The judge rejected Air Methods’ claim that the plaintiffs’ attempts to appeal their insurers’ decisions represented an acknowledgement of their obligation to pay.
“I will not punish plaintiffs’ good faith efforts to pay defendants through insurance,” Jackson emphasized. “At most plaintiffs’ attempts to go through insurance shows that plaintiffs understand that defendants deserve some compensation for their lifesaving services.”
Ultimately, the judge determined Air Methods’ refusal to name a price meant its agreements with patients were invalid and enforceable.
The company has repeatedly made headlines in the past year for its business practices. In November, Air Methods agreed to pay $825,000 to settle allegations it violated Federal Aviation Administration regulations. One month later, Jackson certified as a class-action lawsuit further allegations from employees that Air Methods underpaid them.
Doug Flanders, vice president of communications for Air Methods, said the company has instituted a patient advocacy program to help patients work with their insurers to resolve claims.

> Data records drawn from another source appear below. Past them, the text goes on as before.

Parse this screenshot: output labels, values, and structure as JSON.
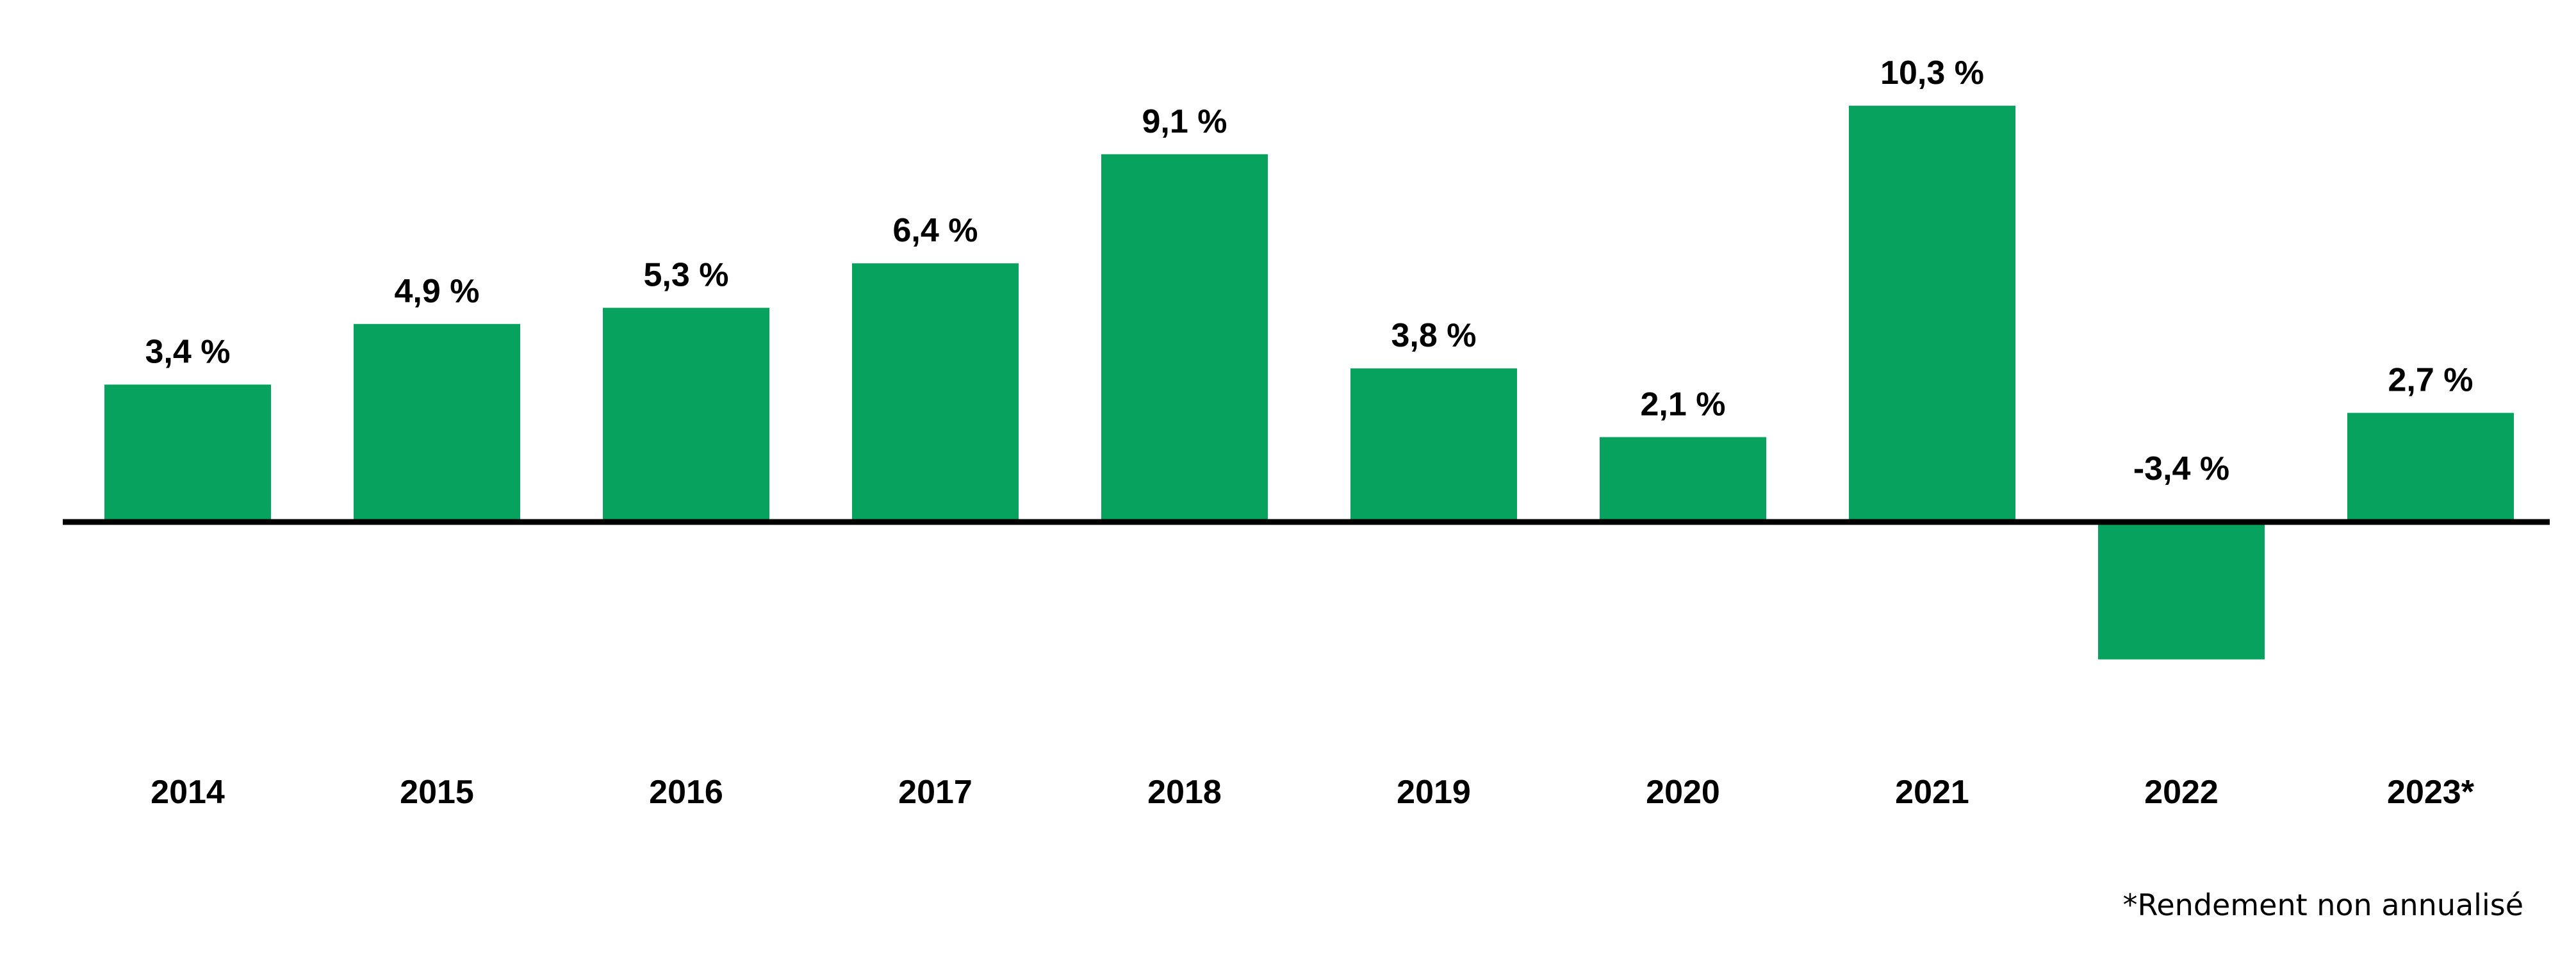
{
  "chart_data": {
    "type": "bar",
    "title": "",
    "xlabel": "",
    "ylabel": "",
    "categories": [
      "2014",
      "2015",
      "2016",
      "2017",
      "2018",
      "2019",
      "2020",
      "2021",
      "2022",
      "2023*"
    ],
    "values": [
      3.4,
      4.9,
      5.3,
      6.4,
      9.1,
      3.8,
      2.1,
      10.3,
      -3.4,
      2.7
    ],
    "value_labels": [
      "3,4 %",
      "4,9 %",
      "5,3 %",
      "6,4 %",
      "9,1 %",
      "3,8 %",
      "2,1 %",
      "10,3 %",
      "-3,4 %",
      "2,7 %"
    ],
    "ylim": [
      -3.4,
      10.3
    ],
    "grid": false,
    "legend": "none",
    "bar_color": "#06A25E",
    "axis_color": "#000000"
  },
  "footnote": "*Rendement non annualisé"
}
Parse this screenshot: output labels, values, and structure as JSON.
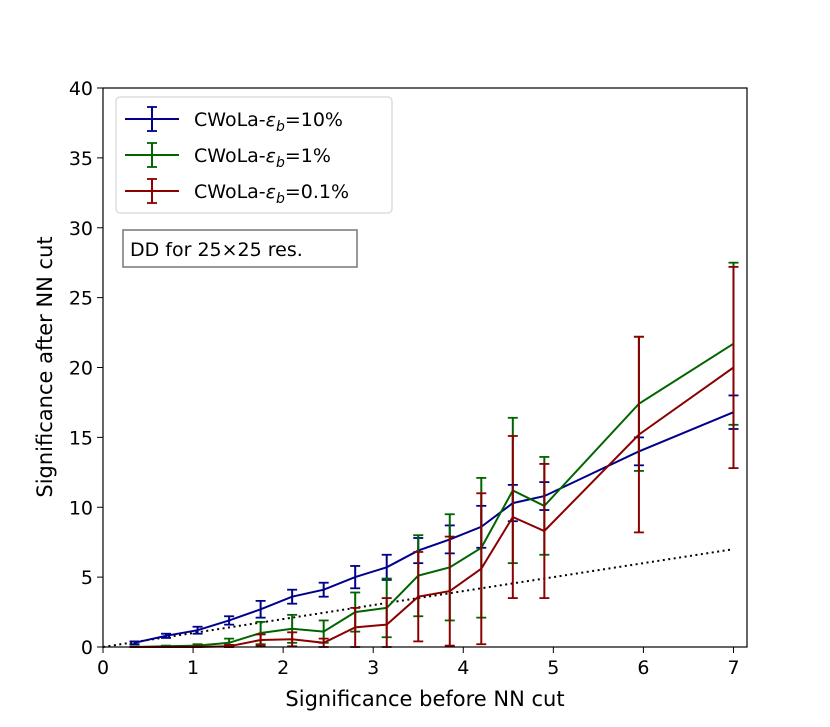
{
  "chart_data": {
    "type": "line",
    "title": "",
    "xlabel": "Significance before NN cut",
    "ylabel": "Significance after NN cut",
    "xlim": [
      0,
      7.15
    ],
    "ylim": [
      0,
      40
    ],
    "xticks": [
      0,
      1,
      2,
      3,
      4,
      5,
      6,
      7
    ],
    "yticks": [
      0,
      5,
      10,
      15,
      20,
      25,
      30,
      35,
      40
    ],
    "grid": false,
    "legend_position": "top-left",
    "annotation": "DD for 25×25 res.",
    "reference_line": {
      "name": "y = x",
      "style": "dotted",
      "color": "#000000",
      "x": [
        0,
        7
      ],
      "y": [
        0,
        7
      ]
    },
    "series": [
      {
        "name": "CWoLa-",
        "name_symbol": "ε",
        "name_sub": "b",
        "name_suffix": "=10%",
        "color": "#00008b",
        "x": [
          0.35,
          0.7,
          1.05,
          1.4,
          1.75,
          2.1,
          2.45,
          2.8,
          3.15,
          3.5,
          3.85,
          4.2,
          4.55,
          4.9,
          5.95,
          7.0
        ],
        "y": [
          0.3,
          0.8,
          1.2,
          1.9,
          2.7,
          3.6,
          4.1,
          5.0,
          5.7,
          6.9,
          7.7,
          8.6,
          10.3,
          10.8,
          14.0,
          16.8
        ],
        "yerr": [
          0.1,
          0.15,
          0.25,
          0.3,
          0.6,
          0.5,
          0.5,
          0.8,
          0.9,
          0.9,
          1.0,
          1.5,
          1.3,
          1.0,
          1.0,
          1.2
        ]
      },
      {
        "name": "CWoLa-",
        "name_symbol": "ε",
        "name_sub": "b",
        "name_suffix": "=1%",
        "color": "#006400",
        "x": [
          0.35,
          0.7,
          1.05,
          1.4,
          1.75,
          2.1,
          2.45,
          2.8,
          3.15,
          3.5,
          3.85,
          4.2,
          4.55,
          4.9,
          5.95,
          7.0
        ],
        "y": [
          0.0,
          0.05,
          0.1,
          0.3,
          1.0,
          1.3,
          1.1,
          2.5,
          2.8,
          5.1,
          5.7,
          7.1,
          11.2,
          10.1,
          17.4,
          21.7
        ],
        "yerr": [
          0.05,
          0.05,
          0.1,
          0.3,
          0.8,
          1.0,
          0.8,
          1.4,
          2.1,
          2.9,
          3.8,
          5.0,
          5.2,
          3.5,
          4.8,
          5.8
        ]
      },
      {
        "name": "CWoLa-",
        "name_symbol": "ε",
        "name_sub": "b",
        "name_suffix": "=0.1%",
        "color": "#8b0000",
        "x": [
          0.35,
          0.7,
          1.05,
          1.4,
          1.75,
          2.1,
          2.45,
          2.8,
          3.15,
          3.5,
          3.85,
          4.2,
          4.55,
          4.9,
          5.95,
          7.0
        ],
        "y": [
          0.0,
          0.0,
          0.0,
          0.05,
          0.5,
          0.55,
          0.3,
          1.4,
          1.6,
          3.6,
          4.0,
          5.6,
          9.3,
          8.3,
          15.2,
          20.0
        ],
        "yerr": [
          0.0,
          0.0,
          0.05,
          0.1,
          0.4,
          0.5,
          0.3,
          1.4,
          1.9,
          3.2,
          3.9,
          5.4,
          5.8,
          4.8,
          7.0,
          7.2
        ]
      }
    ]
  }
}
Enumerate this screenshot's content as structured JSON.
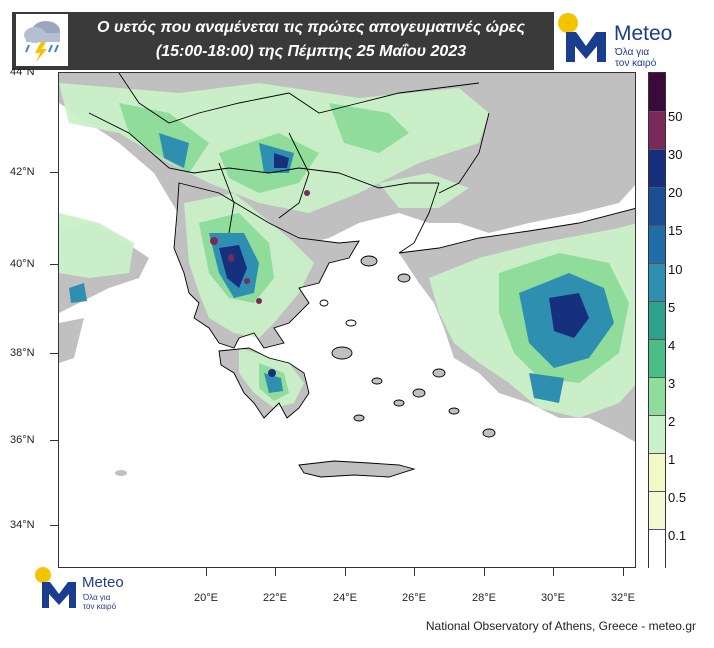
{
  "header": {
    "title_line1": "Ο υετός που αναμένεται τις πρώτες απογευματινές ώρες",
    "title_line2": "(15:00-18:00) της Πέμπτης 25 Μαΐου 2023",
    "weather_icon": "cloud-rain-lightning-icon"
  },
  "logo": {
    "name": "Meteo",
    "tagline_1": "Όλα για",
    "tagline_2": "τον καιρό",
    "sun_color": "#f5c400",
    "brand_color": "#1a3d8f"
  },
  "map": {
    "lat_labels": [
      "44°N",
      "42°N",
      "40°N",
      "38°N",
      "36°N",
      "34°N"
    ],
    "lon_labels": [
      "20°E",
      "22°E",
      "24°E",
      "26°E",
      "28°E",
      "30°E",
      "32°E"
    ],
    "land_color": "#c0c0c0",
    "sea_color": "#ffffff"
  },
  "colorbar": {
    "labels": [
      "50",
      "30",
      "20",
      "15",
      "10",
      "5",
      "4",
      "3",
      "2",
      "1",
      "0.5",
      "0.1"
    ],
    "colors": [
      "#3a0a3a",
      "#7a2a5a",
      "#16307e",
      "#1a4f96",
      "#1f6ea8",
      "#2f8fb0",
      "#2fa08a",
      "#4bbd86",
      "#8fdc9b",
      "#c9f0c8",
      "#f2f9c6",
      "#f4f9d4",
      "#ffffff"
    ]
  },
  "credit": "National Observatory of Athens, Greece - meteo.gr"
}
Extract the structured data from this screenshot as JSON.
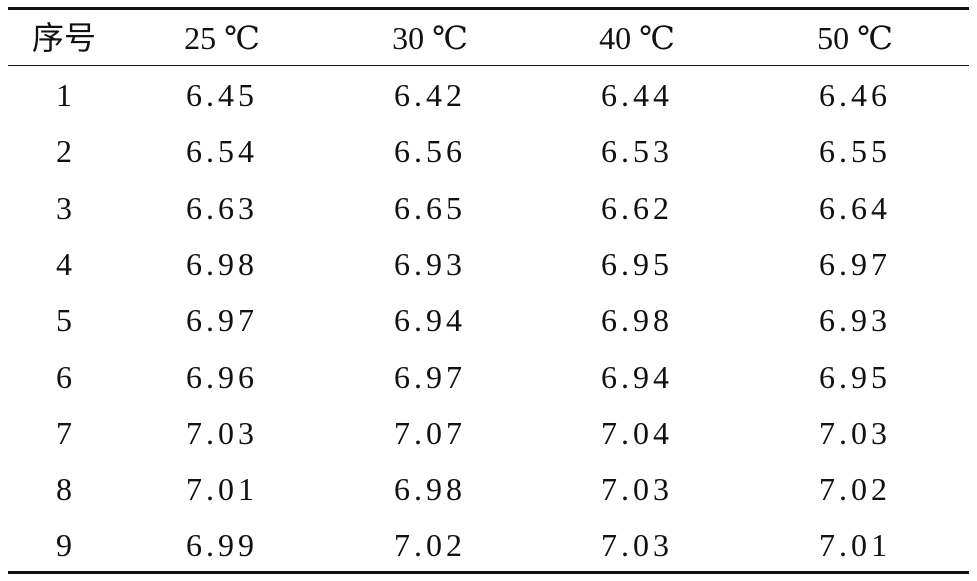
{
  "table": {
    "header": [
      "序号",
      "25 ℃",
      "30 ℃",
      "40 ℃",
      "50 ℃"
    ],
    "rows": [
      [
        "1",
        "6.45",
        "6.42",
        "6.44",
        "6.46"
      ],
      [
        "2",
        "6.54",
        "6.56",
        "6.53",
        "6.55"
      ],
      [
        "3",
        "6.63",
        "6.65",
        "6.62",
        "6.64"
      ],
      [
        "4",
        "6.98",
        "6.93",
        "6.95",
        "6.97"
      ],
      [
        "5",
        "6.97",
        "6.94",
        "6.98",
        "6.93"
      ],
      [
        "6",
        "6.96",
        "6.97",
        "6.94",
        "6.95"
      ],
      [
        "7",
        "7.03",
        "7.07",
        "7.04",
        "7.03"
      ],
      [
        "8",
        "7.01",
        "6.98",
        "7.03",
        "7.02"
      ],
      [
        "9",
        "6.99",
        "7.02",
        "7.03",
        "7.01"
      ]
    ]
  }
}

He added that most patients reach a zero balance with Air Methods, and while more than 50% of insurance companies include Air Methods in their network, the organization is working to sign agreements with large insurers Aetna, Cigna and UnitedHealthcare, who are currently excluded.
“Many of these cases in the litigation are more than five years old, which is particularly significant to Air Methods,” said Flanders. “In that time our leadership has changed, and we have significantly evolved the way we do business and our billing practices.”
Burke, the attorney for the plaintiffs, said the court order would only apply narrowly to air ambulance transport, rather than the broader practice of “balance billing” for patient claims. He understood the difficulty the order created for Air Methods in not being able to collect on the plaintiffs’ balances, but he believed any billing dispute should be solely between Air Methods and the insurance companies.
“They’re not collecting the money anyway. They’re just crushing people with medical debt that’s not going to be paid,” Burke said. “Saying somebody owes me $50,000 isn’t the same as getting $50,000.”
The case is Scarlett v. Air Methods Corporation et al.